Burial sites in many shapes and sizes.

There is the traditional marked grave, often featuring a tombstone. A not overly fresh grave may offer up, in place of a rotted corpse, a foul and dangerous thing called a grave ooze. Or there may only be a tunnel left by ghouls leading into a warren.

There are of course unmarked graves too, of which there may be, nonetheless, signs. In the Ehrendton of Nova Vaasa, for example, patches where the grass has turned from yellow-green to white are called dødmangraes ("dead man's grass") and are said to be the sites of unmarked graves. It is said in Kartakass that meekulbrau berries will only grow in soil soaked in a man's blood.

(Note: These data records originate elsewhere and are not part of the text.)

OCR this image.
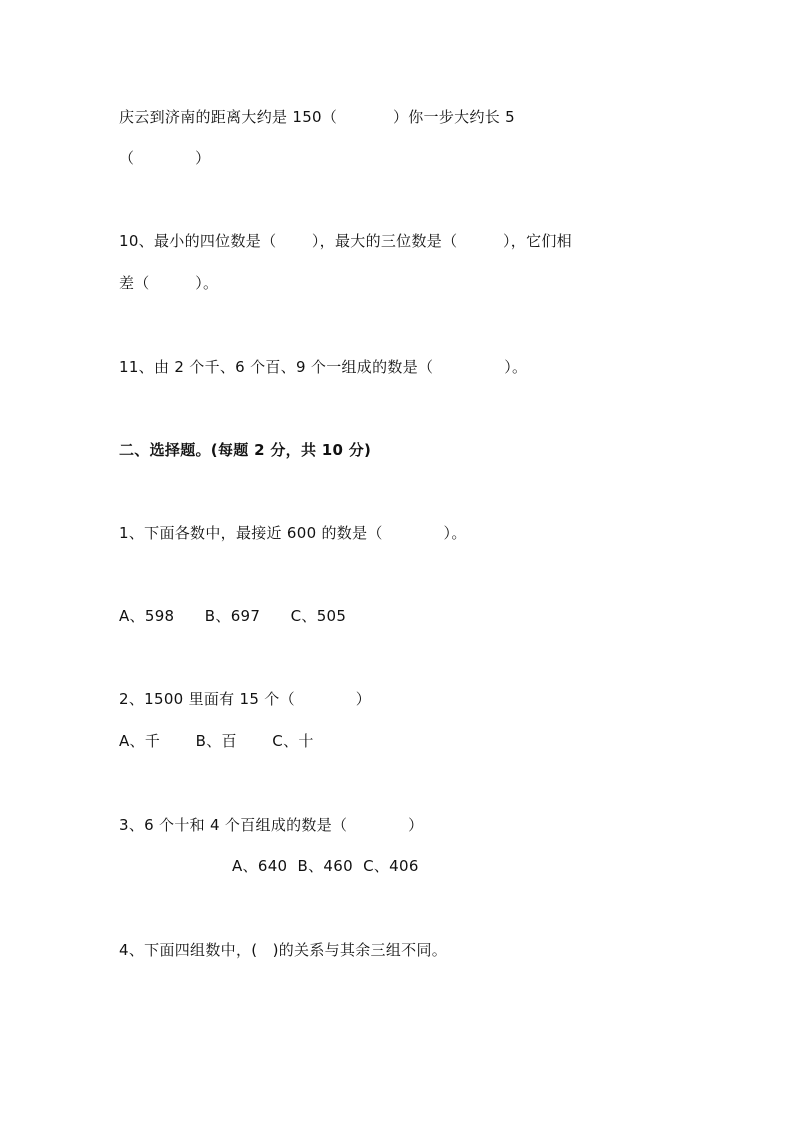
庆云到济南的距离大约是 150（           ）你一步大约长 5
（            ）
10、最小的四位数是（       ），最大的三位数是（         ），它们相
差（         ）。
11、由 2 个千、6 个百、9 个一组成的数是（              ）。
二、选择题。(每题 2 分，共 10 分)
1、下面各数中，最接近 600 的数是（            ）。
A、598      B、697      C、505
2、1500 里面有 15 个（            ）
A、千       B、百       C、十
3、6 个十和 4 个百组成的数是（            ）
A、640  B、460  C、406
4、下面四组数中，(   )的关系与其余三组不同。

Shipwrecks are very often mass graves, bearing, for a time at least, the name of the vessel upon which the dead served in their former life. It is not uncommon for ships to be haunted by the undead.

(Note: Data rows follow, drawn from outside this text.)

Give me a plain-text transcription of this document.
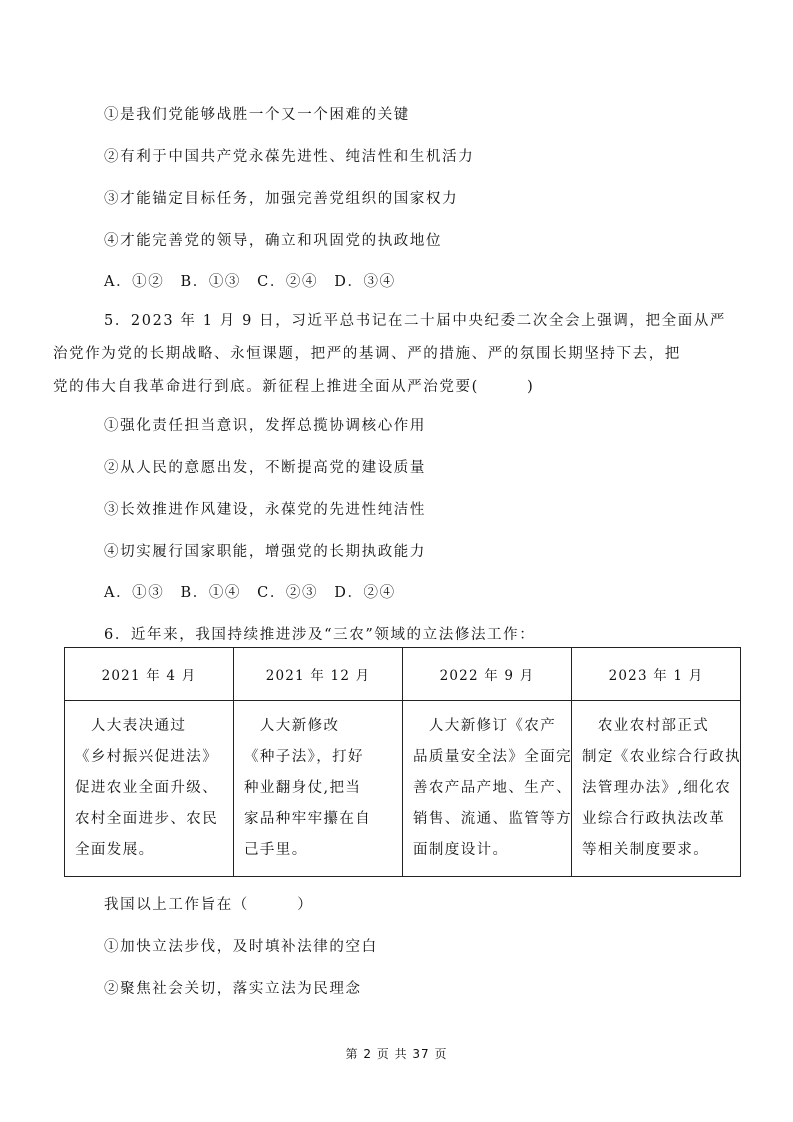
①是我们党能够战胜一个又一个困难的关键

②有利于中国共产党永葆先进性、纯洁性和生机活力

③才能锚定目标任务，加强完善党组织的国家权力

④才能完善党的领导，确立和巩固党的执政地位

A．①②　B．①③　C．②④　D．③④

5．2023 年 1 月 9 日，习近平总书记在二十届中央纪委二次全会上强调，把全面从严

治党作为党的长期战略、永恒课题，把严的基调、严的措施、严的氛围长期坚持下去，把

党的伟大自我革命进行到底。新征程上推进全面从严治党要(　　　)

①强化责任担当意识，发挥总揽协调核心作用

②从人民的意愿出发，不断提高党的建设质量

③长效推进作风建设，永葆党的先进性纯洁性

④切实履行国家职能，增强党的长期执政能力

A．①③　B．①④　C．②③　D．②④

6．近年来，我国持续推进涉及“三农”领域的立法修法工作：

2021 年 4 月	2021 年 12 月	2022 年 9 月	2023 年 1 月

　人大表决通过
《乡村振兴促进法》
促进农业全面升级、
农村全面进步、农民
全面发展。	　人大新修改
《种子法》，打好
种业翻身仗,把当
家品种牢牢攥在自
己手里。	　人大新修订《农产
品质量安全法》全面完
善农产品产地、生产、
销售、流通、监管等方
面制度设计。	　农业农村部正式
制定《农业综合行政执
法管理办法》,细化农
业综合行政执法改革
等相关制度要求。

我国以上工作旨在（　　　）

①加快立法步伐，及时填补法律的空白

②聚焦社会关切，落实立法为民理念

第 2 页 共 37 页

The sea is perhaps the greatest burial site of all. Any sailor "buried" at sea is consigned to the deep with the ardent hope that he stays there.

There are intrepid men, or fools, who specialise in the plundering of burial sites. There are resurrectionists who break open graves to steal freshly interred corpses which are then sold to schools of medicine, biologists, necrologists, necromancers, and butchers. Equally, there are those who seek treasure. These individuals deem themselves to be professionals, call themselves in private crypt raiders, and are wont to introduce themselves as archaeologists.

Burial sites pose an additional danger in that they may not only be trapped but also guarded, for their are special guardians for this very purpose.